Corona del Mar and Newport Harbor high schools would not be initially involved in the program, a decision that raised some questions.

“We have five high schools in the district,” trustee Martha Fluor said. “And we’re singling out Costa Mesa schools. These are questions that have to be answered.” The fifth school, Monte Vista, an alternative high school in Costa Mesa, also would not be involved.

Trustee Roderick H. MacMillian said he favors the drug-sniffing measure, provided the search does not pose any physical risks to students. And Judith A. Franco, another trustee, stopped short of endorsing it, saying she and the community did not have enough information yet.


Searching for drugs inside schools is legal, provided it is not conducted in a manner that would violate students’ constitutional protections against unreasonable search and seizure, said Julian Eule, an associate dean with the UCLA Law School.

“But even then, minors have (fewer) constitutional rights than full citizens and their rights are further constrained in the setting of the school system,” he said.

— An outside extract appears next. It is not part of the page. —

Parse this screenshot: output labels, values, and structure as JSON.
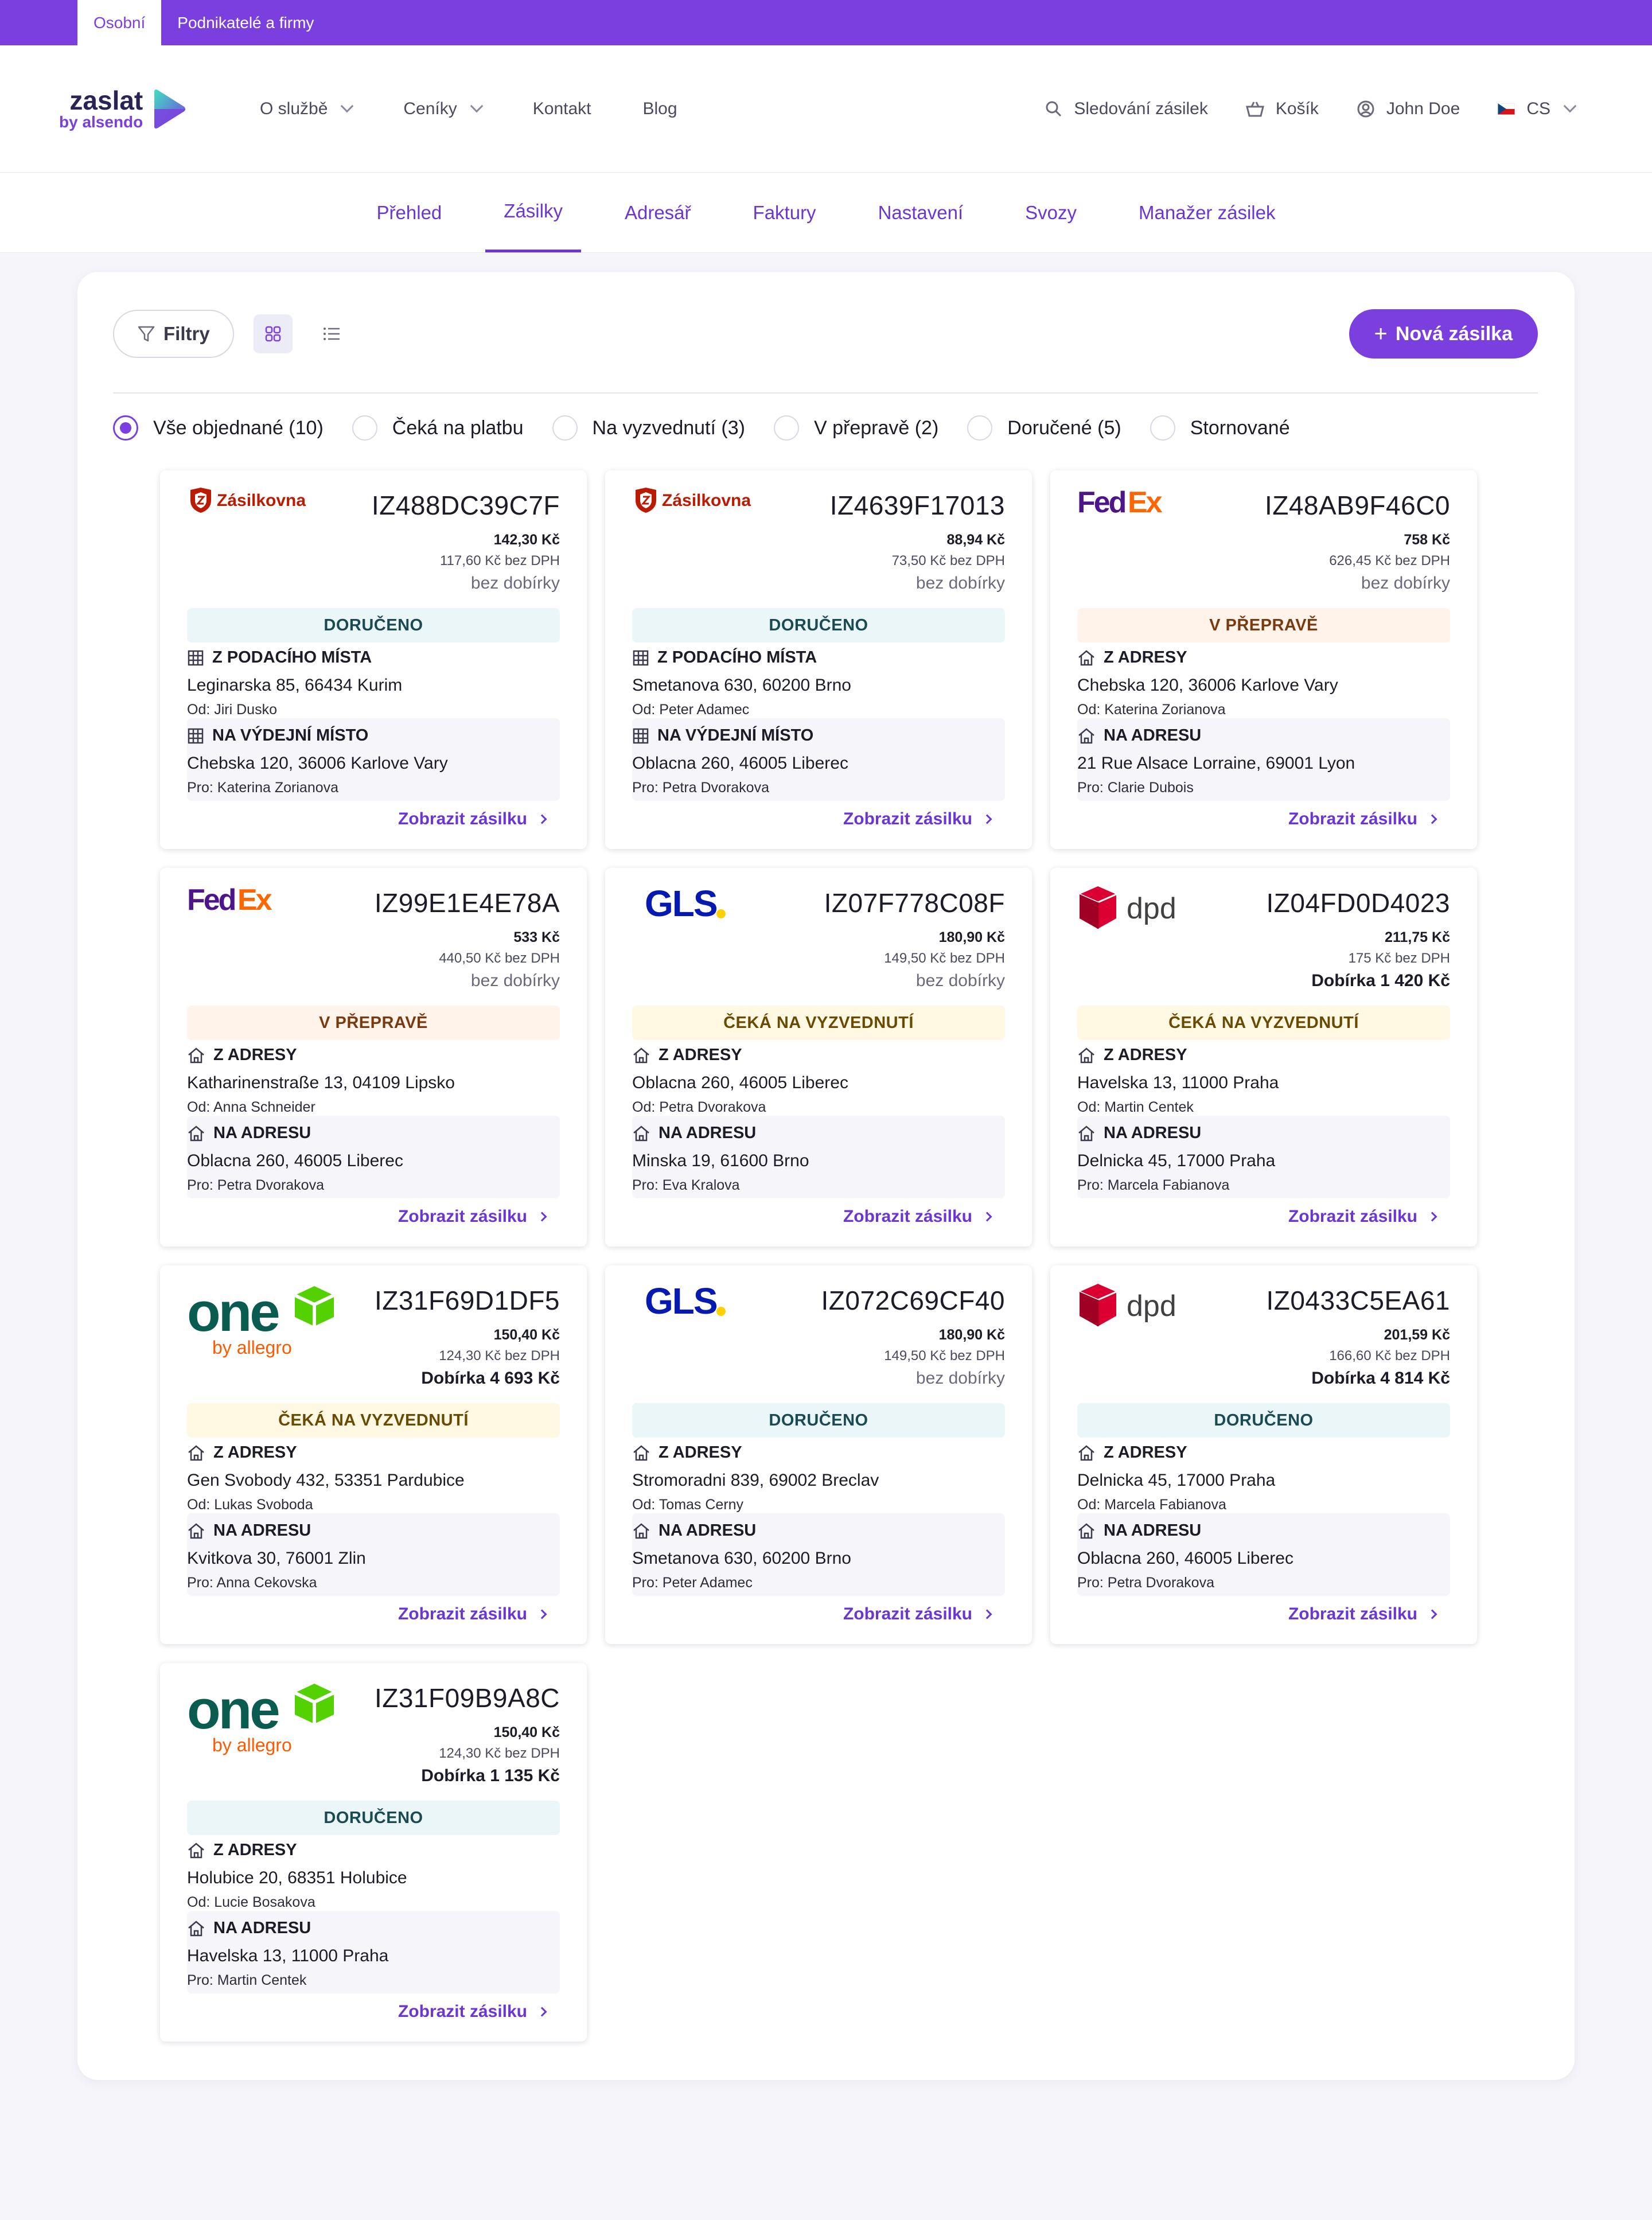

“Basically, the schools are surrogate parents and have a great deal of leeway, but that doesn’t mean they have free reign,” he said. “And the irony is part of the reason they have that leeway is because the state doesn’t want them to look, smell and taste like police officers.”

Jim Staunton, the principal at Huntington Beach High School, said searches of lockers have been a success ever since the school implemented them in April last year.

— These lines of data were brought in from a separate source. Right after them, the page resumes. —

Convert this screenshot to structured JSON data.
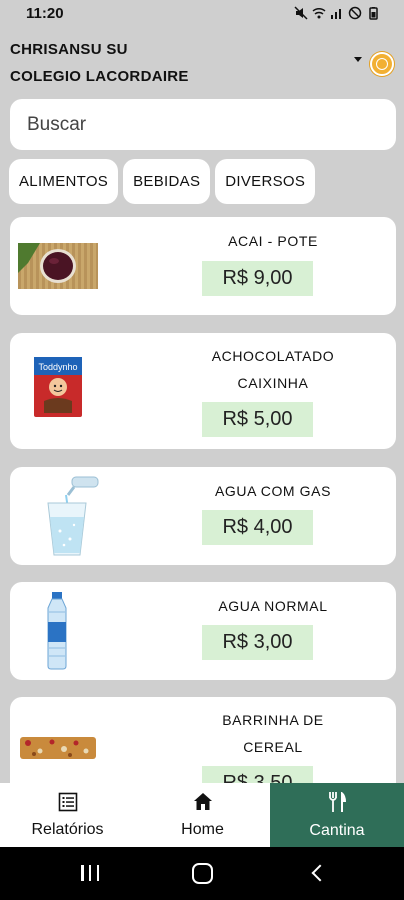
{
  "status_bar": {
    "time": "11:20"
  },
  "header": {
    "user_name": "CHRISANSU SU",
    "school_name": "COLEGIO LACORDAIRE"
  },
  "search": {
    "placeholder": "Buscar"
  },
  "categories": [
    "ALIMENTOS",
    "BEBIDAS",
    "DIVERSOS"
  ],
  "products": [
    {
      "name": "ACAI - POTE",
      "price": "R$ 9,00",
      "icon": "acai-bowl-image"
    },
    {
      "name": "ACHOCOLATADO CAIXINHA",
      "name_line1": "ACHOCOLATADO",
      "name_line2": "CAIXINHA",
      "price": "R$ 5,00",
      "icon": "chocolate-milk-box-image"
    },
    {
      "name": "AGUA COM GAS",
      "price": "R$ 4,00",
      "icon": "sparkling-water-glass-image"
    },
    {
      "name": "AGUA NORMAL",
      "price": "R$ 3,00",
      "icon": "water-bottle-image"
    },
    {
      "name": "BARRINHA DE CEREAL",
      "name_line1": "BARRINHA DE",
      "name_line2": "CEREAL",
      "price": "R$ 3,50",
      "icon": "cereal-bar-image"
    }
  ],
  "bottom_nav": {
    "tabs": [
      {
        "label": "Relatórios",
        "icon": "report-list-icon",
        "active": false
      },
      {
        "label": "Home",
        "icon": "home-icon",
        "active": false
      },
      {
        "label": "Cantina",
        "icon": "fork-knife-icon",
        "active": true
      }
    ]
  },
  "colors": {
    "accent": "#2f6e58",
    "price_bg": "#d8f0d4",
    "background": "#cfcfcf"
  }
}
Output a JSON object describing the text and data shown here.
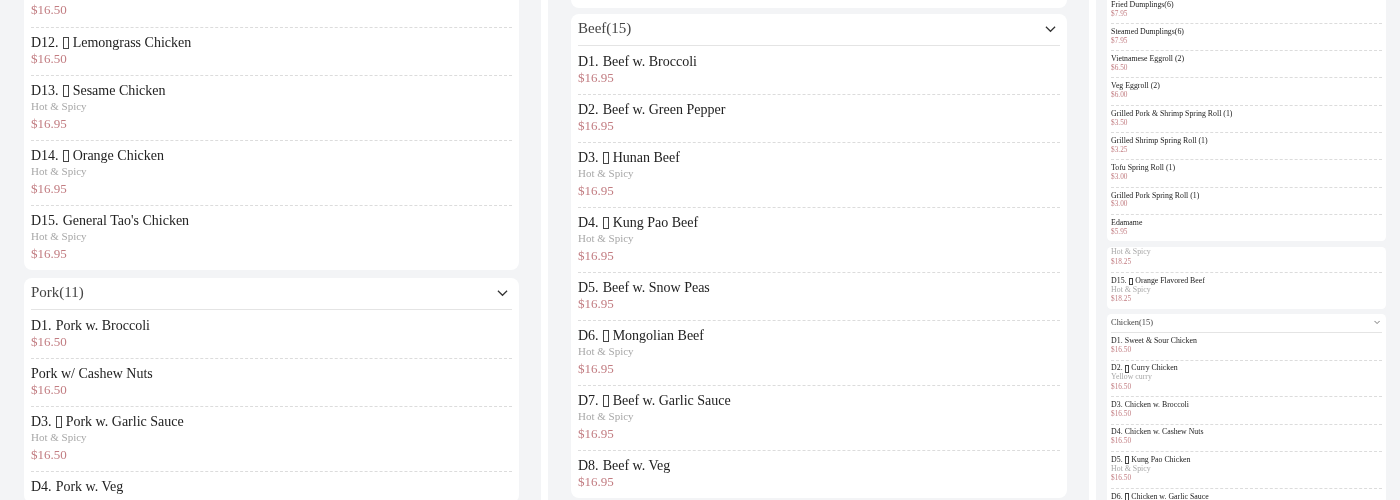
{
  "columns": [
    {
      "kind": "full",
      "sections": [
        {
          "kind": "continued",
          "items": [
            {
              "price": "$16.50"
            },
            {
              "code": "D12.",
              "icon": true,
              "name": "Lemongrass Chicken",
              "price": "$16.50"
            },
            {
              "code": "D13.",
              "icon": true,
              "name": "Sesame Chicken",
              "note": "Hot & Spicy",
              "price": "$16.95"
            },
            {
              "code": "D14.",
              "icon": true,
              "name": "Orange Chicken",
              "note": "Hot & Spicy",
              "price": "$16.95"
            },
            {
              "code": "D15.",
              "name": "General Tao's Chicken",
              "note": "Hot & Spicy",
              "price": "$16.95"
            }
          ]
        },
        {
          "kind": "category",
          "title": "Pork(11)",
          "items": [
            {
              "code": "D1.",
              "name": "Pork w. Broccoli",
              "price": "$16.50"
            },
            {
              "name": "Pork w/ Cashew Nuts",
              "price": "$16.50"
            },
            {
              "code": "D3.",
              "icon": true,
              "name": "Pork w. Garlic Sauce",
              "note": "Hot & Spicy",
              "price": "$16.50"
            },
            {
              "code": "D4.",
              "name": "Pork w. Veg"
            }
          ]
        }
      ]
    },
    {
      "kind": "full",
      "sections": [
        {
          "kind": "stub"
        },
        {
          "kind": "category",
          "title": "Beef(15)",
          "items": [
            {
              "code": "D1.",
              "name": "Beef w. Broccoli",
              "price": "$16.95"
            },
            {
              "code": "D2.",
              "name": "Beef w. Green Pepper",
              "price": "$16.95"
            },
            {
              "code": "D3.",
              "icon": true,
              "name": "Hunan Beef",
              "note": "Hot & Spicy",
              "price": "$16.95"
            },
            {
              "code": "D4.",
              "icon": true,
              "name": "Kung Pao Beef",
              "note": "Hot & Spicy",
              "price": "$16.95"
            },
            {
              "code": "D5.",
              "name": "Beef w. Snow Peas",
              "price": "$16.95"
            },
            {
              "code": "D6.",
              "icon": true,
              "name": "Mongolian Beef",
              "note": "Hot & Spicy",
              "price": "$16.95"
            },
            {
              "code": "D7.",
              "icon": true,
              "name": "Beef w. Garlic Sauce",
              "note": "Hot & Spicy",
              "price": "$16.95"
            },
            {
              "code": "D8.",
              "name": "Beef w. Veg",
              "price": "$16.95"
            }
          ]
        }
      ]
    },
    {
      "kind": "compact",
      "sections": [
        {
          "kind": "continued",
          "items": [
            {
              "name": "Fried Dumplings(6)",
              "price": "$7.95"
            },
            {
              "name": "Steamed Dumplings(6)",
              "price": "$7.95"
            },
            {
              "name": "Vietnamese Eggroll (2)",
              "price": "$6.50"
            },
            {
              "name": "Veg Eggroll (2)",
              "price": "$6.00"
            },
            {
              "name": "Grilled Pork & Shrimp Spring Roll (1)",
              "price": "$3.50"
            },
            {
              "name": "Grilled Shrimp Spring Roll (1)",
              "price": "$3.25"
            },
            {
              "name": "Tofu Spring Roll (1)",
              "price": "$3.00"
            },
            {
              "name": "Grilled Pork Spring Roll (1)",
              "price": "$3.00"
            },
            {
              "name": "Edamame",
              "price": "$5.95"
            }
          ]
        },
        {
          "kind": "continued",
          "items": [
            {
              "note": "Hot & Spicy",
              "price": "$18.25"
            },
            {
              "code": "D15.",
              "icon": true,
              "name": "Orange Flavored Beef",
              "note": "Hot & Spicy",
              "price": "$18.25"
            }
          ]
        },
        {
          "kind": "category",
          "title": "Chicken(15)",
          "items": [
            {
              "code": "D1.",
              "name": "Sweet & Sour Chicken",
              "price": "$16.50"
            },
            {
              "code": "D2.",
              "icon": true,
              "name": "Curry Chicken",
              "note": "Yellow curry",
              "price": "$16.50"
            },
            {
              "code": "D3.",
              "name": "Chicken w. Broccoli",
              "price": "$16.50"
            },
            {
              "code": "D4.",
              "name": "Chicken w. Cashew Nuts",
              "price": "$16.50"
            },
            {
              "code": "D5.",
              "icon": true,
              "name": "Kung Pao Chicken",
              "note": "Hot & Spicy",
              "price": "$16.50"
            },
            {
              "code": "D6.",
              "icon": true,
              "name": "Chicken w. Garlic Sauce"
            }
          ]
        }
      ]
    }
  ]
}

“We’ve caught very few students with drugs and I think it’s because of the dogs,” he said. “The searches are random. We keep it secret.”

Bob Lewis, principal for Orange High School, said the school allowed dogs to sniff certain students as they got off a school bus in January, 1993, but that was the last time they did it.

“We didn’t find anything and I was happy that nobody was in possession--and to me that was a success,” he said. “It was a kind of negative success, though. I’m not happy we did it, but we had to find out what was going on.”



Costa Mesa High School Principal Ed Harcharik said he endorses the use of the dogs if that is what it takes to stop students from trying drugs.

“Whatever the board decides, we’ll support,” he said. “We’ve had very few drug-related incidents or arrests, but it’s just that drugs are available to kids and kids are always willing to take chances.”

Estancia High School Principal Peggy Anatol declined to comment on the matter, saying she has been on the job just three weeks.

The Orange County Department of Education has no say in the matter and leaves it up to the 27 individual school districts in the county to decide whether they want to use the dogs, according to a spokeswoman.